Metric collections are strictly used for remote evals, and are identified by an unique name, and does not require any code to manage.

Both single and multi-turn metric collections are supported.
Local Evals
  • Run evaluations locally using deepeval with full control over metrics
  • Support for custom metrics, DAG, and advanced evaluation algorithms

Suitable for: Python users, development, and pre-deployment workflows

Remote Evals
  • Run evaluations on Confident AI platform with pre-built metrics
  • Integrated with monitoring, datasets, and team collaboration features

Suitable for: Non-python users, online + offline evals for tracing in prod

Create a Metric Collection

You can create a single or multi-turn metric collection under Project > Metrics > Collections. All you need to do is provide it with a unique name, select the appropriate metrics, and edit their settings (if required).

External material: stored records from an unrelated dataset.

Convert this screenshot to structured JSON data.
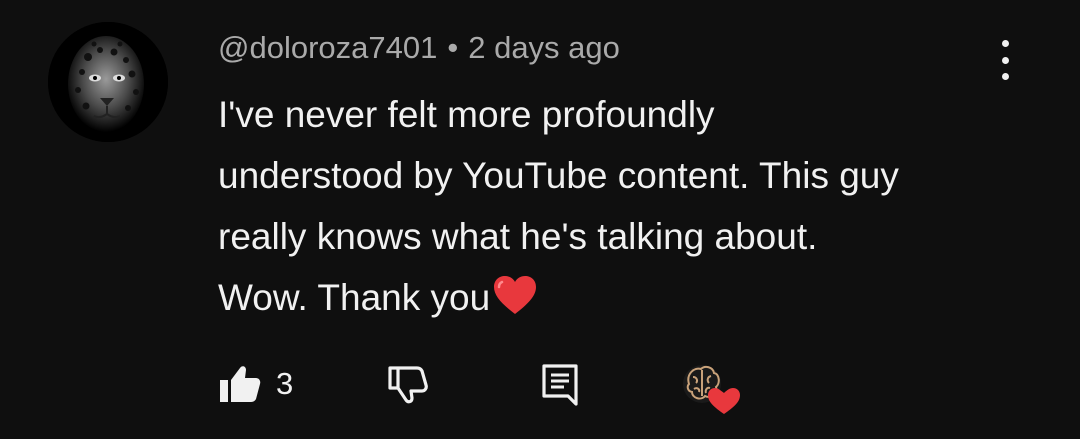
{
  "comment": {
    "author": "@doloroza7401",
    "separator": "•",
    "timestamp": "2 days ago",
    "text_lines": [
      "I've never felt more profoundly",
      "understood by YouTube content. This guy",
      "really knows what he's talking about.",
      "Wow. Thank you"
    ],
    "like_count": "3"
  },
  "icons": {
    "avatar": "leopard-avatar",
    "menu": "more-vertical-icon",
    "like": "thumbs-up-filled-icon",
    "dislike": "thumbs-down-outline-icon",
    "reply": "reply-comment-icon",
    "creator_heart": "creator-heart-brain-icon",
    "inline_emoji": "red-heart-emoji"
  },
  "colors": {
    "background": "#0f0f0f",
    "text": "#f1f1f1",
    "secondary_text": "#aaaaaa",
    "heart": "#e8383d"
  }
}
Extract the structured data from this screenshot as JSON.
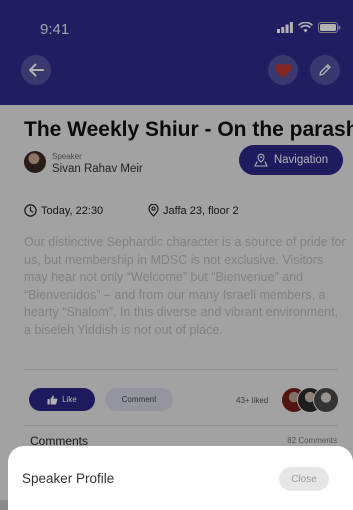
{
  "status_bar": {
    "time": "9:41"
  },
  "header": {
    "back_icon": "arrow-left-icon",
    "favorite_icon": "heart-icon",
    "edit_icon": "pencil-icon",
    "favorite_color": "#c0392b"
  },
  "event": {
    "title": "The Weekly Shiur - On the parasha",
    "speaker_label": "Speaker",
    "speaker_name": "Sivan Rahav Meir",
    "navigation_label": "Navigation",
    "time": "Today, 22:30",
    "location": "Jaffa 23, floor 2",
    "description": "Our distinctive Sephardic character is a source of pride for us, but membership in MDSC is not exclusive. Visitors may hear not only “Welcome” but “Bienvenue” and “Bienvenidos” – and from our many Israeli members, a hearty “Shalom”. In this diverse and vibrant environment, a biseleh Yiddish is not out of place."
  },
  "actions": {
    "like_label": "Like",
    "comment_label": "Comment",
    "liked_count": "43+ liked"
  },
  "comments": {
    "title": "Comments",
    "count": "82 Comments"
  },
  "sheet": {
    "title": "Speaker Profile",
    "close_label": "Close"
  },
  "colors": {
    "header": "#2f2b8c",
    "accent": "#2b2788"
  }
}
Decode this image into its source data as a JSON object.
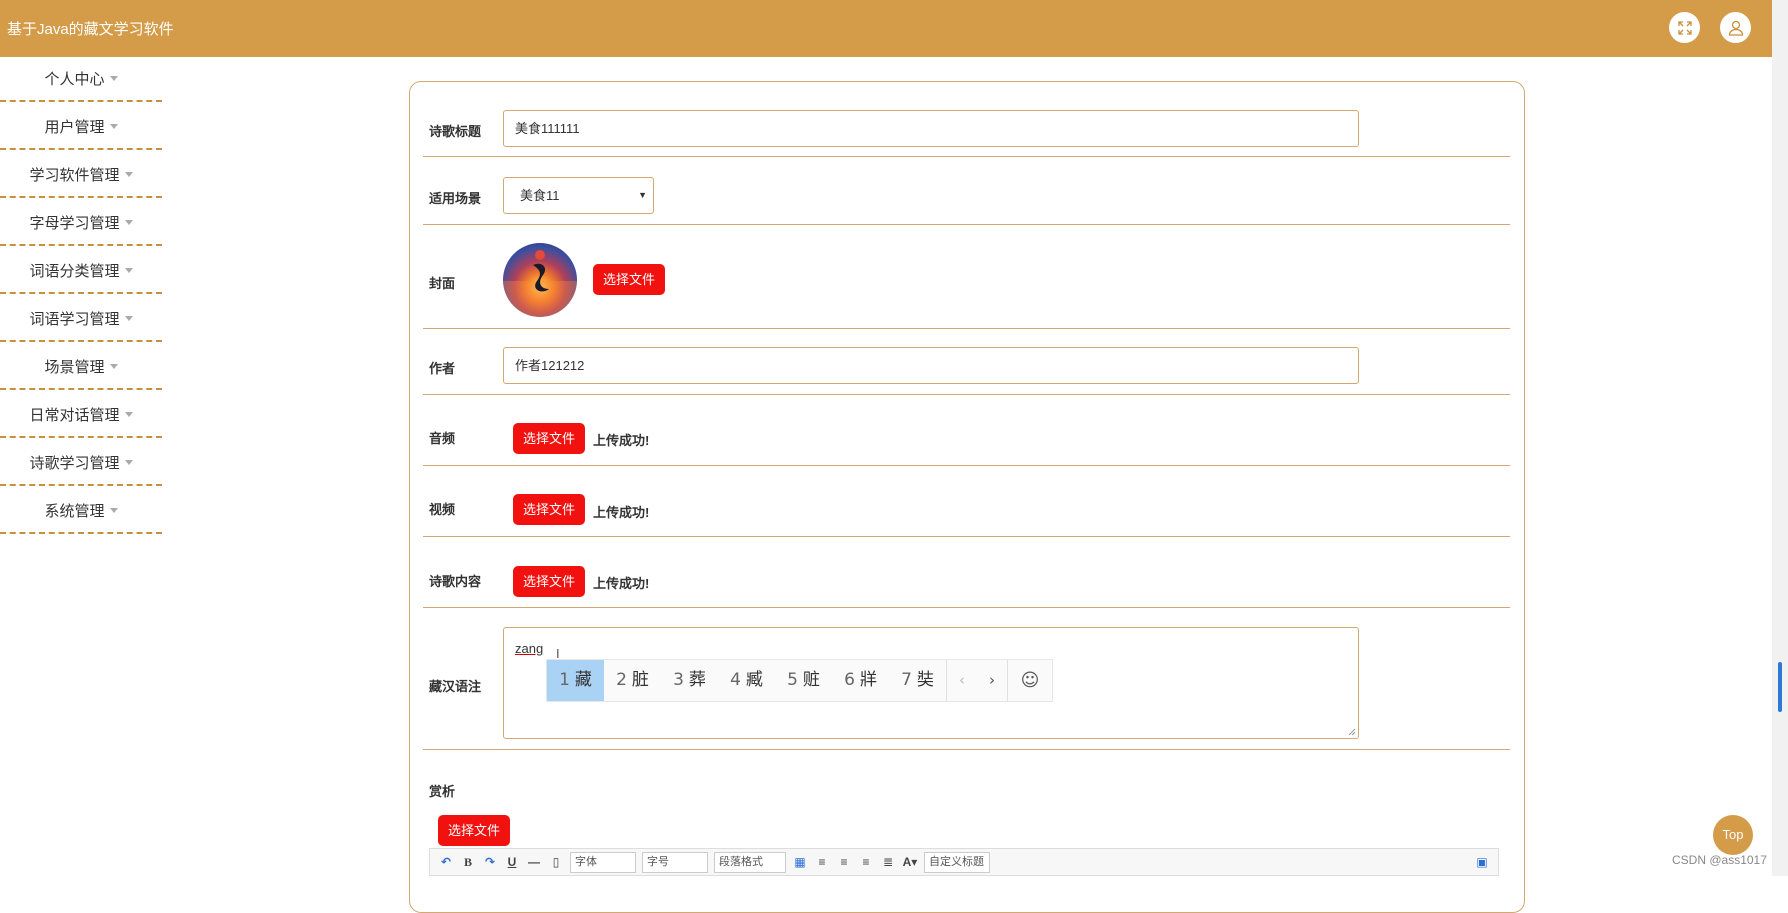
{
  "header": {
    "title": "基于Java的藏文学习软件",
    "fullscreen_icon": "expand-icon",
    "user_icon": "user-icon",
    "color": "#d49b48"
  },
  "sidebar": {
    "items": [
      {
        "label": "个人中心"
      },
      {
        "label": "用户管理"
      },
      {
        "label": "学习软件管理"
      },
      {
        "label": "字母学习管理"
      },
      {
        "label": "词语分类管理"
      },
      {
        "label": "词语学习管理"
      },
      {
        "label": "场景管理"
      },
      {
        "label": "日常对话管理"
      },
      {
        "label": "诗歌学习管理"
      },
      {
        "label": "系统管理"
      }
    ]
  },
  "form": {
    "title_label": "诗歌标题",
    "title_value": "美食111111",
    "scene_label": "适用场景",
    "scene_value": "美食11",
    "cover_label": "封面",
    "cover_button": "选择文件",
    "author_label": "作者",
    "author_value": "作者121212",
    "audio_label": "音频",
    "audio_button": "选择文件",
    "audio_status": "上传成功!",
    "video_label": "视频",
    "video_button": "选择文件",
    "video_status": "上传成功!",
    "content_label": "诗歌内容",
    "content_button": "选择文件",
    "content_status": "上传成功!",
    "annotation_label": "藏汉语注",
    "annotation_typed": "zang",
    "appreciation_label": "赏析",
    "appreciation_button": "选择文件"
  },
  "ime": {
    "candidates": [
      {
        "num": "1",
        "text": "藏"
      },
      {
        "num": "2",
        "text": "脏"
      },
      {
        "num": "3",
        "text": "葬"
      },
      {
        "num": "4",
        "text": "臧"
      },
      {
        "num": "5",
        "text": "赃"
      },
      {
        "num": "6",
        "text": "牂"
      },
      {
        "num": "7",
        "text": "奘"
      }
    ],
    "prev": "‹",
    "next": "›",
    "emoji": "☺"
  },
  "editor_toolbar": {
    "font_label": "字体",
    "size_label": "字号",
    "para_label": "段落格式",
    "custom_label": "自定义标题"
  },
  "top_button": "Top",
  "watermark": "CSDN @ass1017"
}
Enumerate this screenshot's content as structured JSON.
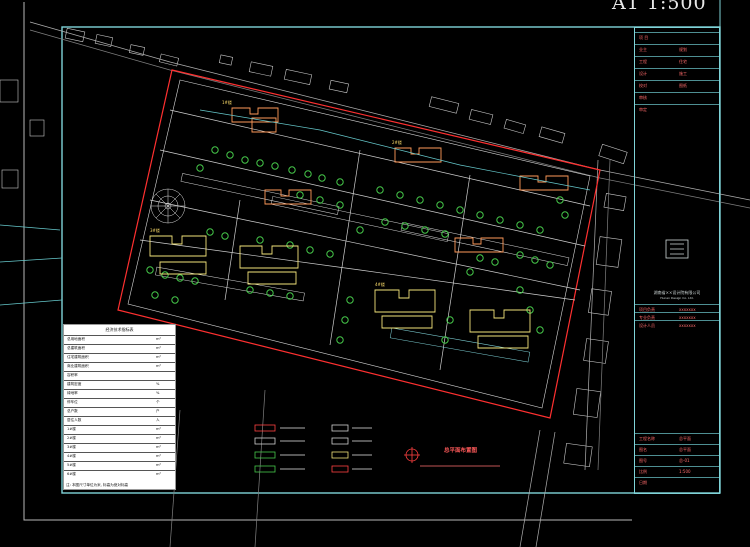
{
  "drawing": {
    "scale_title": "A1 1:500",
    "plan_title": "总平面布置图"
  },
  "title_block": {
    "rows_top": [
      {
        "k": "项 目",
        "v": ""
      },
      {
        "k": "业主",
        "v": "规划"
      },
      {
        "k": "工程",
        "v": "住宅"
      },
      {
        "k": "设计",
        "v": "施工"
      },
      {
        "k": "校对",
        "v": "图纸"
      },
      {
        "k": "审核",
        "v": ""
      },
      {
        "k": "审定",
        "v": ""
      }
    ],
    "company_name": "湖南省××设计院有限公司",
    "company_en": "Hunan Design Co. Ltd.",
    "rows_mid": [
      {
        "k": "项目负责",
        "v": "xxxxxxx"
      },
      {
        "k": "专业负责",
        "v": "xxxxxxx"
      },
      {
        "k": "设计人员",
        "v": "xxxxxxx"
      }
    ],
    "rows_bottom": [
      {
        "k": "工程名称",
        "v": "总平面"
      },
      {
        "k": "图名",
        "v": "总平面"
      },
      {
        "k": "图号",
        "v": "总-01"
      },
      {
        "k": "比例",
        "v": "1:500"
      },
      {
        "k": "日期",
        "v": ""
      }
    ]
  },
  "legend_table": {
    "title": "经济技术指标表",
    "rows": [
      {
        "k": "总用地面积",
        "v": "",
        "u": "m²"
      },
      {
        "k": "总建筑面积",
        "v": "",
        "u": "m²"
      },
      {
        "k": "住宅建筑面积",
        "v": "",
        "u": "m²"
      },
      {
        "k": "商业建筑面积",
        "v": "",
        "u": "m²"
      },
      {
        "k": "容积率",
        "v": "",
        "u": ""
      },
      {
        "k": "建筑密度",
        "v": "",
        "u": "%"
      },
      {
        "k": "绿地率",
        "v": "",
        "u": "%"
      },
      {
        "k": "停车位",
        "v": "",
        "u": "个"
      },
      {
        "k": "总户数",
        "v": "",
        "u": "户"
      },
      {
        "k": "居住人数",
        "v": "",
        "u": "人"
      },
      {
        "k": "1#楼",
        "v": "",
        "u": "m²"
      },
      {
        "k": "2#楼",
        "v": "",
        "u": "m²"
      },
      {
        "k": "3#楼",
        "v": "",
        "u": "m²"
      },
      {
        "k": "4#楼",
        "v": "",
        "u": "m²"
      },
      {
        "k": "5#楼",
        "v": "",
        "u": "m²"
      },
      {
        "k": "6#楼",
        "v": "",
        "u": "m²"
      }
    ],
    "note": "注: 本图尺寸单位为米, 标高为绝对标高"
  },
  "building_labels": [
    "1#楼",
    "2#楼",
    "3#楼",
    "4#楼"
  ],
  "colors": {
    "border_cyan": "#7fd3d8",
    "site_red": "#ff3030",
    "building_orange": "#ff9a5a",
    "building_yellow": "#f2e37a",
    "tree_green": "#46c84a",
    "road_white": "#d0d0d0"
  }
}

Metric Collection for Remote Evals

You can use metric collections for any remote evals in Confident AI:

Understanding Metric Collections

Metric collections and metrics are connected in-directly via metric settings, which specifies the specific threshold, strictness, etc. of each metric in different collections.

Metric Collection: A group of metrics that you wish to evaluate together (either for a test run or online evaluation).

Metric Settings: Configuration options for how a metric within a metric collection should be evaluated, including the threshold, strictness, and whether to include reasoning.

When you run remote evals by providing a metric collection name, Confident AI will fetch the metric and their settings related to said collection, before using all these configs to run evals.